L’année 2023 vue de France renforce le constat que notre époque vit une crise d’hégémonie de son système dominant néolibéral caractérisé par la mise en concurrence mondiale du travail et du capital via une financiarisation de l’économie au service de laquelle se sont mis, depuis près de cinquante ans, les États et autres institutions publiques. Le mouvement de contestation du recul de l’âge du départ à la retraite à soixante-quatre ans, les manifestations contre les projets écocides des méga-bassines ou de l’A69, les émeutes dans nos quartiers populaires sont autant de signes d’une mondialisation néolibérale à bout de souffle. Celle-ci nous invite et nous oblige à concevoir une société alternative à l’échelle mondiale dont nous faisons l’hypothèse dans cette note qu’elle passe par la mondialisation de territoires en commun.

Notre emprunt aux réflexions de Gramsci pour penser la perspective de la nouvelle société du commun se double de son actualisation qui, pour aller vite, nous fait passer de l’usine aux territoires car ceux-ci sont devenus les nouveaux lieux de la conflictualité sociale et des alternatives. Nous proposons de dessiner, depuis notre position d’intellectuel organique, l’horizon de la société du commun à partir des expériences de l’économie sociale et solidaire lorsqu’elles prennent sur les territoires la forme des communs dont Elinor Ostrom1Elinor Ostrom, Governing the Commons. The Evolution of Institutions for Collective Action, Cambridge, Cambridge University Press, 1990., prix Nobel d’économie en 2009, a mis en évidence les conditions sous lesquelles ces derniers constituent un mode d’allocation des ressources efficace et alternatif au marché comme à l’État. Toutefois, afin de sortir de leurs limites actuelles, ces communs sociaux doivent évoluer vers une structure à la fois plus intégrale et plus translocale en intégrant la plupart de nos rapports sociaux et en articulant leur échelle locale à des échelles extra-locales, y compris mondiale, afin de composer des territoires en commun. Pour nous rapprocher de cet horizon, des stratégies de la puissance sont à mettre en œuvre qui reviennent à des formes d’encerclement de la grande entreprise et de l’État afin de les désatelliser de leur orbite néolibérale pour mieux les orienter vers la logique de la plus-value de vie dont les territoires en commun sont porteurs. 

Pour une écologie politique des territoires

Au moment où le bloc historique néolibéral est remis en cause sous la prise de conscience croissante de ses dysfonctionnements, la question de la conception d’un bloc contre-hégémonique se pose à nouveaux frais. Concept emprunté à Gramsci, un bloc dominant se construit dans le cours de l’histoire en associant les trois volets qui le composent : l’infrastructure où se produisent et s’échangent les biens et les services, la société civile où se produisent et se diffusent les idées et les représentations, la société politique où se produisent et s’imposent les droits et les lois.

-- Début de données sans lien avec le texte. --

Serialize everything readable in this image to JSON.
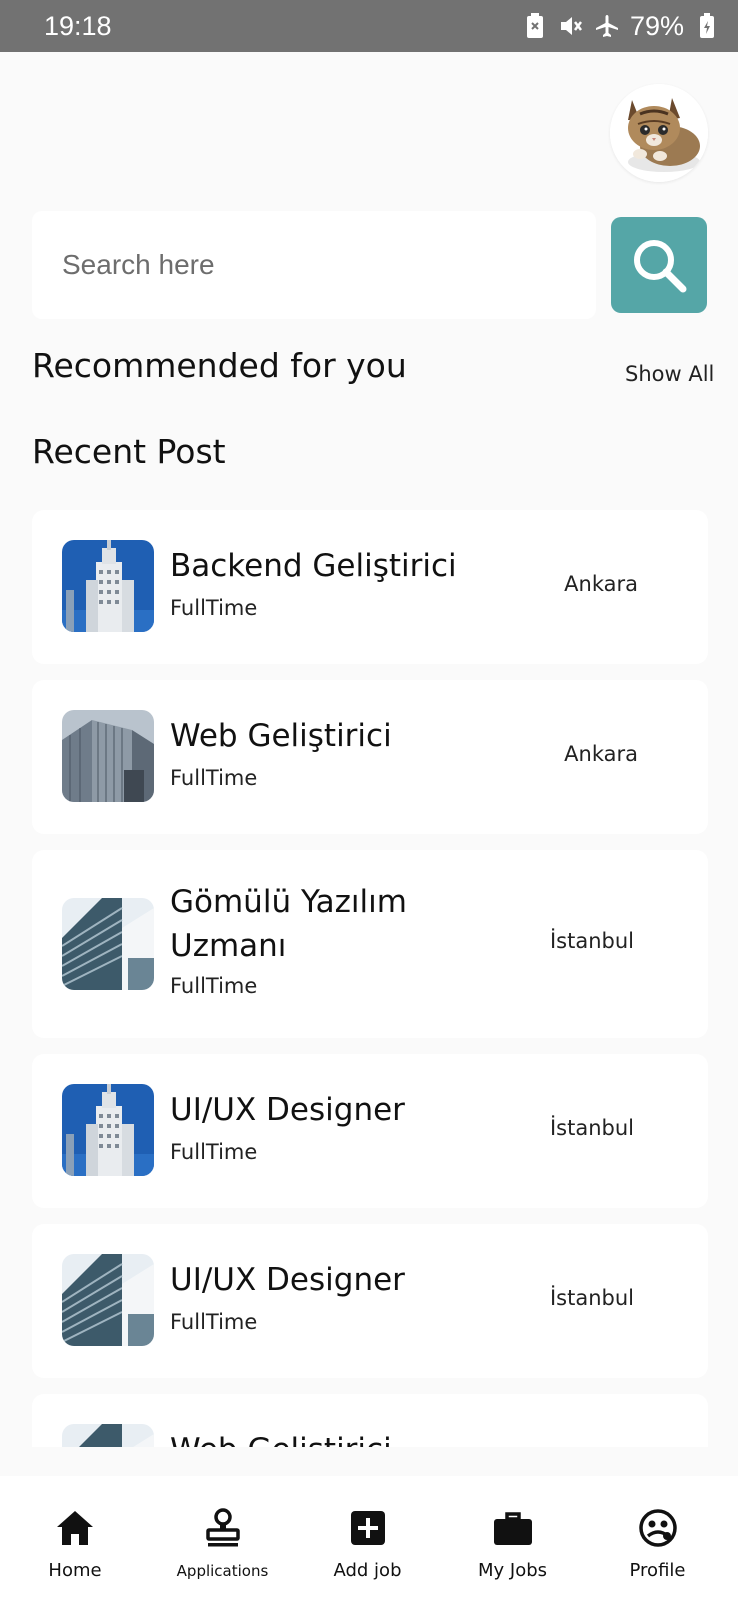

À l’inverse d’une certaine tradition marxiste posant la surdétermination de l’infrastructure, Gramsci attribue un rôle important à la société civile et aux intellectuels auxquels reviennent d’élaborer une conception claire et cohérente de la société alternative à même d’offrir aux alternatives dispersées et marginales la possibilité de se réunir autour d’un front commun. Un tel projet requiert aujourd’hui une actualisation de la pensée de Gramsci. Alors qu’à l’époque de la révolution bolchévique et du fordisme, l’usine pour Gramsci est le lieu à la fois de la conflictualité sociale et de l’émergence du sujet politique révolutionnaire avec la classe ouvrière, un siècle après, les territoires ont remplacé l’usine dans cette double fonction.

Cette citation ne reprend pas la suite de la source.